Issue w/ Encoding while using Fedora

Question

Issue w/ Encoding while using Fedora

keenan-smith-data opened this issue 2 years ago · 4 comments

Recieved Warning while trying to Scrape text data from various websites.

Warning in rt_request_handler(request = request, on_redirect = on_redirect, :
input string '^()(\s)#' cannot be translated to UTF-8, is it valid in
'ANSI_X3.4-1968'?

This error happens for any subsequent events after the first:

Warning in rt_request_handler(request = request, on_redirect = on_redirect, :
restarting interrupted promise evaluation

jacobin_pull <- function(hyperlink) {
  session <- polite::bow(hyperlink)
  temp <- polite::scrape(session)
  text_data <-
    temp |>
    rvest::html_element(css = "#post-content") |>
    rvest::html_nodes("p") |>
    rvest::html_text2() |>
    dplyr::as_tibble() |>
    dplyr::rename(text = value) |>
  return(text_data)
}

jacobin_pull_try <- function(hyperlink) {
  tryCatch(
    expr = {
      message(paste("Trying", hyperlink))
      jacobin_pull(hyperlink)
    },
    error = function(cond) {
      message(paste("This URL has caused an error:", hyperlink))
      message(cond)
    },
    warning = function(cond) {
      message(paste("URL has a warning:", hyperlink))
      message(cond)
    },
    finally = {
      message(paste("Processed URL:", hyperlink))
    }
  )
}

jacobin_test_link <- "https://jacobin.com/2022/07/we-still-have-to-take-donald-trump-seriously"

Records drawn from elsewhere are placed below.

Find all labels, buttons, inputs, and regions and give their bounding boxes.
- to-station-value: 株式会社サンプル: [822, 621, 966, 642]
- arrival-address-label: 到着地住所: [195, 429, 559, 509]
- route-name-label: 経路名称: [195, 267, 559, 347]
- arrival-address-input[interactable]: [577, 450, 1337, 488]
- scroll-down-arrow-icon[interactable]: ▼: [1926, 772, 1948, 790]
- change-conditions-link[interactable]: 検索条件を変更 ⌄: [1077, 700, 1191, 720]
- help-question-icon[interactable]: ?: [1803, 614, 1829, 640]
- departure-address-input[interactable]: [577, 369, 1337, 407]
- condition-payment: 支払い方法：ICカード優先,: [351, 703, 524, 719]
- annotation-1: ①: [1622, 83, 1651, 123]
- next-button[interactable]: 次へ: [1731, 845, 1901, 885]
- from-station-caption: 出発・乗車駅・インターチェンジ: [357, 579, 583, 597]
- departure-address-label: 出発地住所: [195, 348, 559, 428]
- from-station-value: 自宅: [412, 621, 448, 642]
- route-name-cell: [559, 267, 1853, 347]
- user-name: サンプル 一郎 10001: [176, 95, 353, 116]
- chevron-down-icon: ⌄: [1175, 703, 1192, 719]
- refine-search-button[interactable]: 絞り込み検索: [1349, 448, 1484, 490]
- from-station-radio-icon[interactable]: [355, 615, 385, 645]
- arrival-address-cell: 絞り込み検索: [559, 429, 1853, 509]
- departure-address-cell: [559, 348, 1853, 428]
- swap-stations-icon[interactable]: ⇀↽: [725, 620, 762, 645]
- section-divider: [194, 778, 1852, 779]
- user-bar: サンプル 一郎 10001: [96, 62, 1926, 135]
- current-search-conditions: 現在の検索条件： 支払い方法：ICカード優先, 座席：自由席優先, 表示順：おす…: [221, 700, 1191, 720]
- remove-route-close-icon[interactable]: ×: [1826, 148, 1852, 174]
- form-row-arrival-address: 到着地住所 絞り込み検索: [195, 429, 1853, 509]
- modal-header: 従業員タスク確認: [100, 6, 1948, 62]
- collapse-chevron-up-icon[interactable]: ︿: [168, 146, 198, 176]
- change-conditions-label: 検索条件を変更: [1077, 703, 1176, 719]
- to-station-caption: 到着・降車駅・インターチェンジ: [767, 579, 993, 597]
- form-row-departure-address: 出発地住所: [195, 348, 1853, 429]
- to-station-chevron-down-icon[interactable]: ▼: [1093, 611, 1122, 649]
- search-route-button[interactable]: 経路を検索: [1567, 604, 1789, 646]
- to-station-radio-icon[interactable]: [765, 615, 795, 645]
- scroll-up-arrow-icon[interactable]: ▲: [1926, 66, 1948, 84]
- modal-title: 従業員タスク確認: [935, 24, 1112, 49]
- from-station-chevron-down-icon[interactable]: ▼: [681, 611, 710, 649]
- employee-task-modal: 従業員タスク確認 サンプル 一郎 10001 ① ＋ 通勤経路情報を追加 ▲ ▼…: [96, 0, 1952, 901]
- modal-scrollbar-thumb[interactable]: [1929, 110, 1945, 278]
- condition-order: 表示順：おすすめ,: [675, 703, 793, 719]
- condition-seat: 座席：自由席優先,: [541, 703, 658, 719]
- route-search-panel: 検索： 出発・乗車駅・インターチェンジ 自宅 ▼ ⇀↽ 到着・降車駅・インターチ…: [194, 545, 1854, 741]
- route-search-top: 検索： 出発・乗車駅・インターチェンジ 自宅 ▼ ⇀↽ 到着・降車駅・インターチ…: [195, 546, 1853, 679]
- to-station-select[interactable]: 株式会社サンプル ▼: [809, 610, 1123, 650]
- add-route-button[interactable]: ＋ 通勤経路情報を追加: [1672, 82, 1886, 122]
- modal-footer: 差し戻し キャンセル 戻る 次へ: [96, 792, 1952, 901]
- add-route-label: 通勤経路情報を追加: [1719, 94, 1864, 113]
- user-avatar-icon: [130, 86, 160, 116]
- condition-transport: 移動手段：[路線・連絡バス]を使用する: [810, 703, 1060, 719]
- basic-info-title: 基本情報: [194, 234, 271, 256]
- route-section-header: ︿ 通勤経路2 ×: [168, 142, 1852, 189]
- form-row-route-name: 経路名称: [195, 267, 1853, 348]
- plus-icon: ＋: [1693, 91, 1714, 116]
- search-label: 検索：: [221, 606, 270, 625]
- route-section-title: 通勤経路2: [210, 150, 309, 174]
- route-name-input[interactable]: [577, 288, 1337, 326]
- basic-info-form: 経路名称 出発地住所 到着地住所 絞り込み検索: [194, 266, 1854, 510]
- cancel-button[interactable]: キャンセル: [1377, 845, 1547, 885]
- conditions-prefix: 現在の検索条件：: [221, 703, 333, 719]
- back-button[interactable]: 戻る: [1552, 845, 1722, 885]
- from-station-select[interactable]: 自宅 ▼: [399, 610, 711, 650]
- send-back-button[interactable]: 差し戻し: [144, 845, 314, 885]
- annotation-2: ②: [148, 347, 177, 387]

jacobin_test_link_2 <- "https://jacobin.com/2022/07/ukraine-russia-war-debt-forgiveness-us-eu"

jacobin_test_3 <- "https://jacobin.com/2022/06/american-exceptionalism-off-the-rails"

jac_test <- jacobin_pull_try(jacobin_test_link)
jac_test_2 <- jacobin_pull_try(jacobin_test_link_2)
jac_test_3 <- jacobin_pull_try(jacobin_test_3)

Sys Environment:

R version 4.1.3 (2022-03-10)
Platform: x86_64-redhat-linux-gnu (64-bit)
Running under: Fedora Linux 36 (Xfce)

Matrix products: default
BLAS/LAPACK: /usr/lib64/libflexiblas.so.3.2

locale:
[1] LC_CTYPE=en_US.UTF-8 LC_NUMERIC=C
[3] LC_TIME=en_US.UTF-8 LC_COLLATE=en_US.UTF-8
[5] LC_MONETARY=en_US.UTF-8 LC_MESSAGES=en_US.UTF-8
[7] LC_PAPER=en_US.UTF-8 LC_NAME=C
[9] LC_ADDRESS=C LC_TELEPHONE=C
[11] LC_MEASUREMENT=en_US.UTF-8 LC_IDENTIFICATION=C

I tried to look into the source code to discover the issue but it's outside of my current understanding.

rvest::read_html() does not tigger the same error.

EDIT: Forgot to mention, ran the same code on windows and did not have the same issue.

Answer 1 · 2022-08-02T11:20:32.000Z

I believe this is {robotstxt} issue. @petermeissner can you please look into it?

Answer 2 · 2022-08-02T14:12:52.000Z

Hmmm, sounds like a robotstxt issue or even something deeper … did you try running it on other Linux distribution (Debian/Ubuntu) ?

Answer 3 · 2022-08-02T14:14:14.000Z

I will look into it

Answer 4 · 2022-08-02T17:09:05.000Z

Did not try any Debian distro. Only tried Windows and Fedora 36. I got it to work once on Fedora, but I couldn't reproduce it. I tried changing the locale settings on Fedora with no effect. I changed scraping to read_html() and got no issue with encoding.

I tried other sites and had the same issue. I have a series of functions like the one written above and I tried each one same series of errors.